Ваш браузер устарел. Рекомендуем обновить его до последней версии.

Ребро Адама

Рассказы

Дюссельдорф, Германия, 2015 

 

Ребро Адама

 

    Ребров ехал в этот приморский, курортный город с двумя одеялами. Он купил их когда-то к годовщине свадьбы, прельстившись роскошными, шитыми золотом вензелями «А» и «Е» – Адам и Ева. И хотя Ребров звался Александром, а жена – Еленой, вензеля показались ему символическими, их с Еленой вензелями. Теперь же он вез одеяла к еще одной годовщине: год назад, собрав чемоданы, жена уехала от него в приморский город, к некоему врачу-гомеопату по фамилии Аласания, и вот на днях запросила письмом развод. Ребров ехал, чтобы утрясти неприятные формальности, подписать нужные бумаги и, главное, вручить жене энную сумму наличными в счет стоимости части квартиры, которую они когда-то приобрели в складчину и в которой продолжал жить Ребров, – а одеяла зачем-то взял с собой. Хотя почему – зачем-то? Они, попадаясь некстати на глаза, всякий раз вызывали у него что-то наподобие сжатия сердца, как, например, вызывали фотографии умершей несколькими годами ранее матери, которую Ребров очень любил. Но если фотографии он спрятал в альбом, и если доставал альбом только в необходимых случаях: когда тоска по матери одолевала, или в редкие дни поминовения усопших, – то одеяла почему-то попадались ему из раза в раз, насмешничая золочеными вензелями. И это обстоятельство портило Реброву  кровь: он перекладывал одеяла с полки на полку, прятал на антресолях, складывал вензелями вовнутрь, но задним умом помнил об этом и норовил достать, развернуть, потрогать вышитые буквы руками. Он понимал: давно нужно было что-то решить с одеялами, но все медлил, – и тут подвернулся подходящий случай…  

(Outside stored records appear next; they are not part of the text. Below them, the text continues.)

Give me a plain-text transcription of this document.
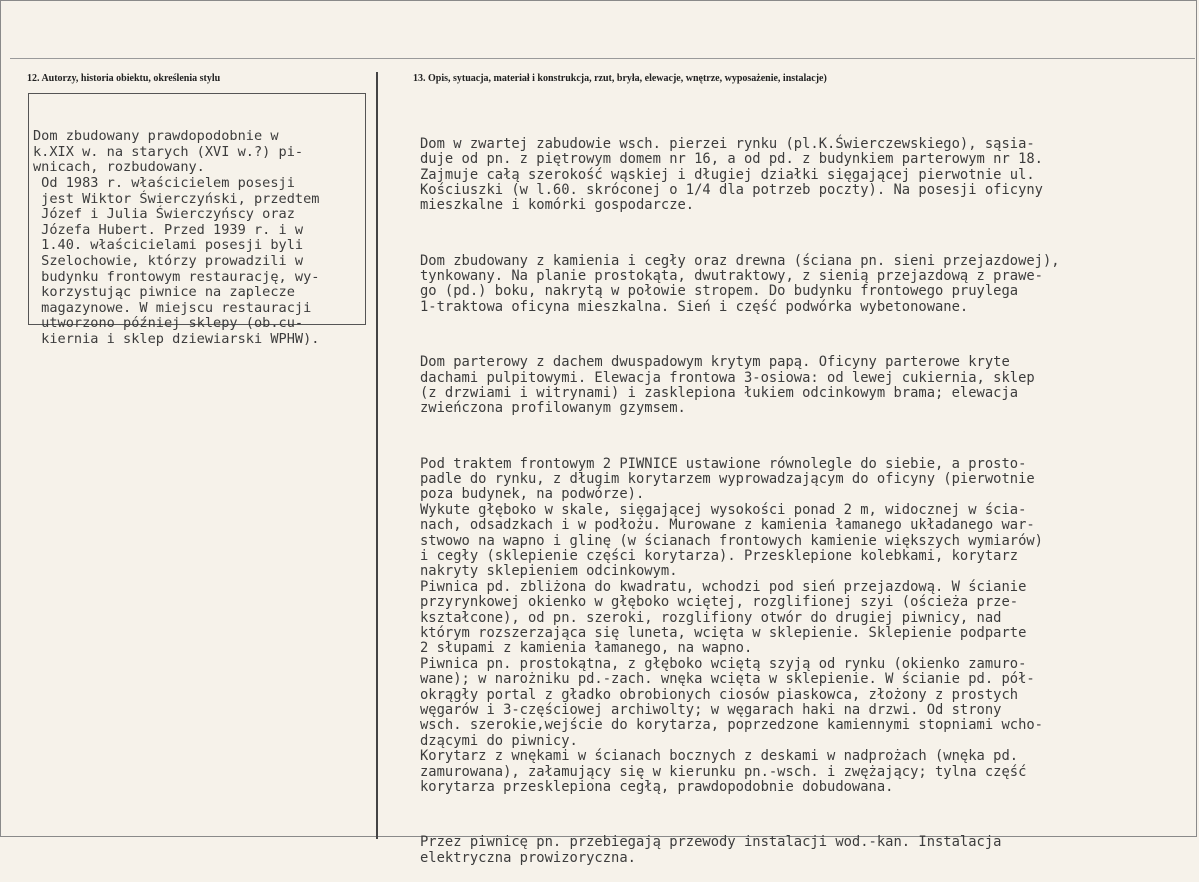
12. Autorzy, historia obiektu, określenia stylu	13. Opis, sytuacja, materiał i konstrukcja, rzut, bryła, elewacje, wnętrze, wyposażenie, instalacje)

Dom zbudowany prawdopodobnie w
k.XIX w. na starych (XVI w.?) pi-
wnicach, rozbudowany.
Od 1983 r. właścicielem posesji
jest Wiktor Świerczyński, przedtem
Józef i Julia Świerczyńscy oraz
Józefa Hubert. Przed 1939 r. i w
1.40. właścicielami posesji byli
Szelochowie, którzy prowadzili w
budynku frontowym restaurację, wy-
korzystując piwnice na zaplecze
magazynowe. W miejscu restauracji
utworzono później sklepy (ob.cu-
kiernia i sklep dziewiarski WPHW).

Dom w zwartej zabudowie wsch. pierzei rynku (pl.K.Świerczewskiego), sąsia-
duje od pn. z piętrowym domem nr 16, a od pd. z budynkiem parterowym nr 18.
Zajmuje całą szerokość wąskiej i długiej działki sięgającej pierwotnie ul.
Kościuszki (w l.60. skróconej o 1/4 dla potrzeb poczty). Na posesji oficyny
mieszkalne i komórki gospodarcze.

Dom zbudowany z kamienia i cegły oraz drewna (ściana pn. sieni przejazdowej),
tynkowany. Na planie prostokąta, dwutraktowy, z sienią przejazdową z prawe-
go (pd.) boku, nakrytą w połowie stropem. Do budynku frontowego pruylega
1-traktowa oficyna mieszkalna. Sień i część podwórka wybetonowane.

Dom parterowy z dachem dwuspadowym krytym papą. Oficyny parterowe kryte
dachami pulpitowymi. Elewacja frontowa 3-osiowa: od lewej cukiernia, sklep
(z drzwiami i witrynami) i zasklepiona łukiem odcinkowym brama; elewacja
zwieńczona profilowanym gzymsem.

Pod traktem frontowym 2 PIWNICE ustawione równolegle do siebie, a prosto-
padle do rynku, z długim korytarzem wyprowadzającym do oficyny (pierwotnie
poza budynek, na podwórze).
Wykute głęboko w skale, sięgającej wysokości ponad 2 m, widocznej w ścia-
nach, odsadzkach i w podłożu. Murowane z kamienia łamanego układanego war-
stwowo na wapno i glinę (w ścianach frontowych kamienie większych wymiarów)
i cegły (sklepienie części korytarza). Przesklepione kolebkami, korytarz
nakryty sklepieniem odcinkowym.
Piwnica pd. zbliżona do kwadratu, wchodzi pod sień przejazdową. W ścianie
przyrynkowej okienko w głęboko wciętej, rozglifionej szyi (ościeża prze-
kształcone), od pn. szeroki, rozglifiony otwór do drugiej piwnicy, nad
którym rozszerzająca się luneta, wcięta w sklepienie. Sklepienie podparte
2 słupami z kamienia łamanego, na wapno.
Piwnica pn. prostokątna, z głęboko wciętą szyją od rynku (okienko zamuro-
wane); w narożniku pd.-zach. wnęka wcięta w sklepienie. W ścianie pd. pół-
okrągły portal z gładko obrobionych ciosów piaskowca, złożony z prostych
węgarów i 3-częściowej archiwolty; w węgarach haki na drzwi. Od strony
wsch. szerokie,wejście do korytarza, poprzedzone kamiennymi stopniami wcho-
dzącymi do piwnicy.
Korytarz z wnękami w ścianach bocznych z deskami w nadprożach (wnęka pd.
zamurowana), załamujący się w kierunku pn.-wsch. i zwężający; tylna część
korytarza przesklepiona cegłą, prawdopodobnie dobudowana.

Przez piwnicę pn. przebiegają przewody instalacji wod.-kan. Instalacja
elektryczna prowizoryczna.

    Он приехал в город ближе к полудню. Стоял февраль – для курортного города время бесполезное, остановившееся, неживое. Окна гостиничного номера, в котором разместился Ребров, выходили на набережную, туманную, сырую, пустынную. На гальке, у самой воды, серой полосой лежал выпавший ночью снег. Запрыгивали на берег, взбивая неопрятную, желтоватую пену, ломкие льдины. На оледенелом, как обсосанный леденец, парапете сидели две чайки и упрямо не замечали друг друга.

    - Черт! – невольно выругался Ребров, с недоумением глядя на снег, на неприветливое, вздувшееся море, на невозмутимых, надменных птиц, очень похожих повадками на людей.

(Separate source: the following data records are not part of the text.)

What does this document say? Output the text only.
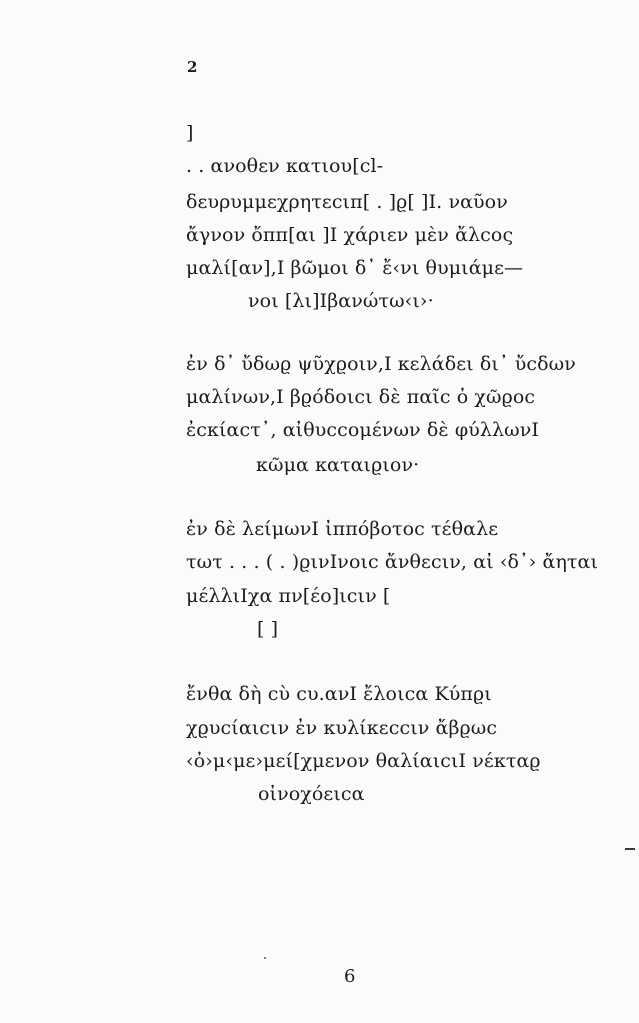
2
]
. . ανοθεν κατιου[cl-
δευρυμμεχρητεcιπ[ . ]ϱ[ ]Ι. ναῦον
ἄγνον ὄππ[αι ]Ι χάριεν μὲν ἄλcος
μαλί[αν],Ι βῶμοι δ᾿ ἔ‹νι θυμιάμε—
νοι [λι]Ιβανώτω‹ι›·
ἐν δ᾿ ὔδωϱ ψῦχϱοιν,Ι κελάδει δι᾿ ὔcδων
μαλίνων,Ι βϱόδοιcι δὲ παῖc ὀ χῶϱοc
ἐcκίαcτ᾿, αἰθυccομένων δὲ φύλλωνΙ
κῶμα καταιϱιον·
ἐν δὲ λείμωνΙ ἰππόβοτοc τέθαλε
τωτ . . . ( . )ϱινΙνοιc ἄνθεcιν, αἰ ‹δ᾿› ἄηται
μέλλιΙχα πν[έο]ιcιν [
[ ]
ἔνθα δὴ cὺ cυ.ανΙ ἔλοιcα Κύπϱι
χϱυcίαιcιν ἐν κυλίκεccιν ἄβϱωc
‹ὀ›μ‹με›μεί[χμενον θαλίαιcιΙ νέκταϱ
οἰνοχόειcα
6
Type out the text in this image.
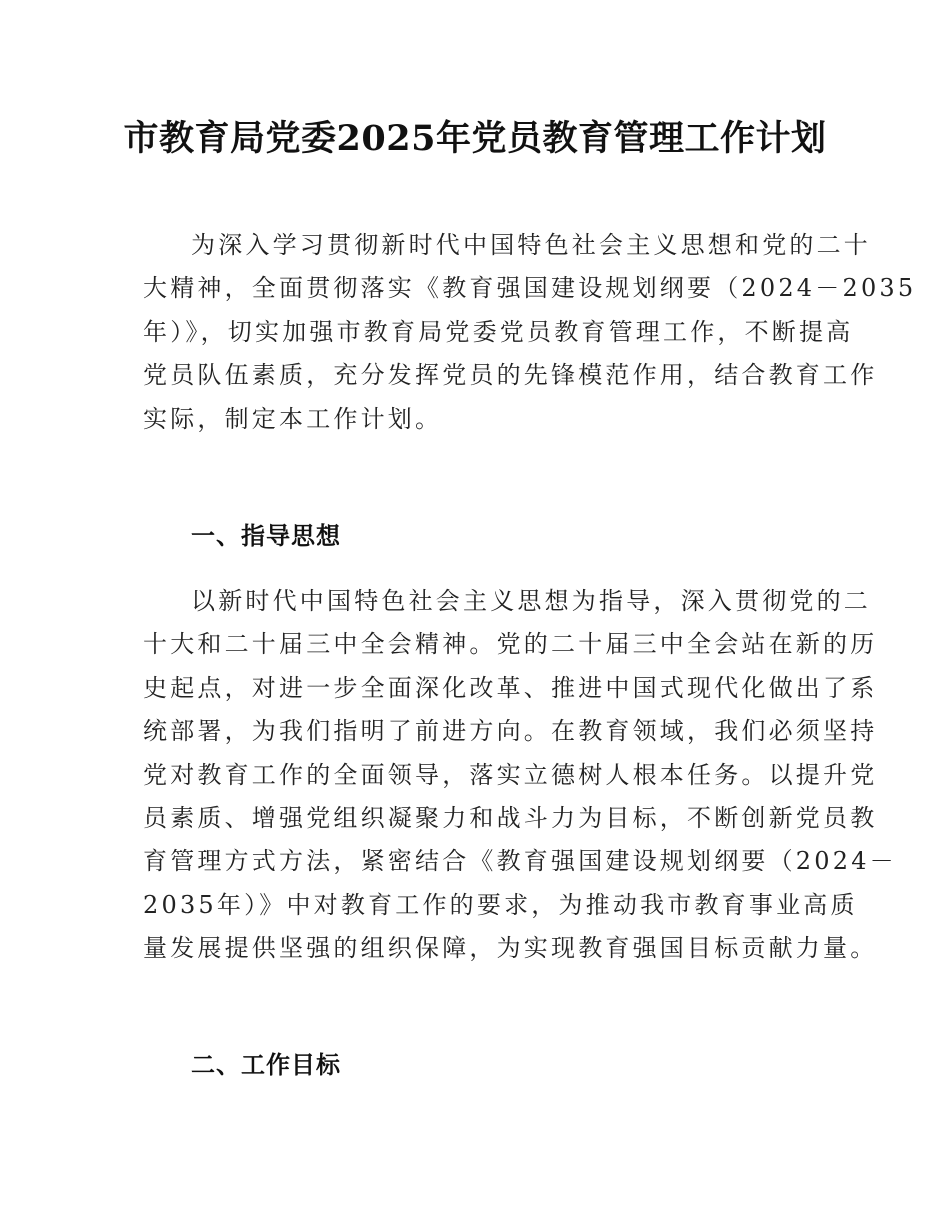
市教育局党委2025年党员教育管理工作计划
为深入学习贯彻新时代中国特色社会主义思想和党的二十
大精神，全面贯彻落实《教育强国建设规划纲要（2024－2035
年）》，切实加强市教育局党委党员教育管理工作，不断提高
党员队伍素质，充分发挥党员的先锋模范作用，结合教育工作
实际，制定本工作计划。
一、指导思想
以新时代中国特色社会主义思想为指导，深入贯彻党的二
十大和二十届三中全会精神。党的二十届三中全会站在新的历
史起点，对进一步全面深化改革、推进中国式现代化做出了系
统部署，为我们指明了前进方向。在教育领域，我们必须坚持
党对教育工作的全面领导，落实立德树人根本任务。以提升党
员素质、增强党组织凝聚力和战斗力为目标，不断创新党员教
育管理方式方法，紧密结合《教育强国建设规划纲要（2024－
2035年）》中对教育工作的要求，为推动我市教育事业高质
量发展提供坚强的组织保障，为实现教育强国目标贡献力量。
二、工作目标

    Был он у моря зимой впервые, и все, увиденное им, не укладывалось в сознании, вызывало ощущение если не отторжения, то непостижимости мира и бытия вокруг него. Зима и море казались ему нелепицей, не сочетаемой со здравым смыслом. Как это может быть – здесь, на юге, где летом так тепло, так привольно и благодатно?..

    - Черт! – еще раз сказал Ребров и принялся обустраиваться: повесил в шкаф зачехленный костюм, затолкал одеяла в упаковке на верхнюю полку, расставил в ванной у зеркала бритвенные принадлежности и одеколон. Затем принял душ, побрился и стал переодеваться, то и дело поглядывая на часы: приближалось загодя, еще на подъезде к городу оговоренное с женой время встречи.

    В гостиничном ресторане было так же пустынно и пасмурно, как на набережной. «Не сезон», – подумал Ребров, потерянно оглядывая не занятые столики и масляно отсвечивающую в свете бра барную стойку, пока бармен, молодой, полысевший до срока армянин в жилетке и щегольской бабочке заваривал кофе. Затем сел за столик у окна и стал дожидаться прихода жены.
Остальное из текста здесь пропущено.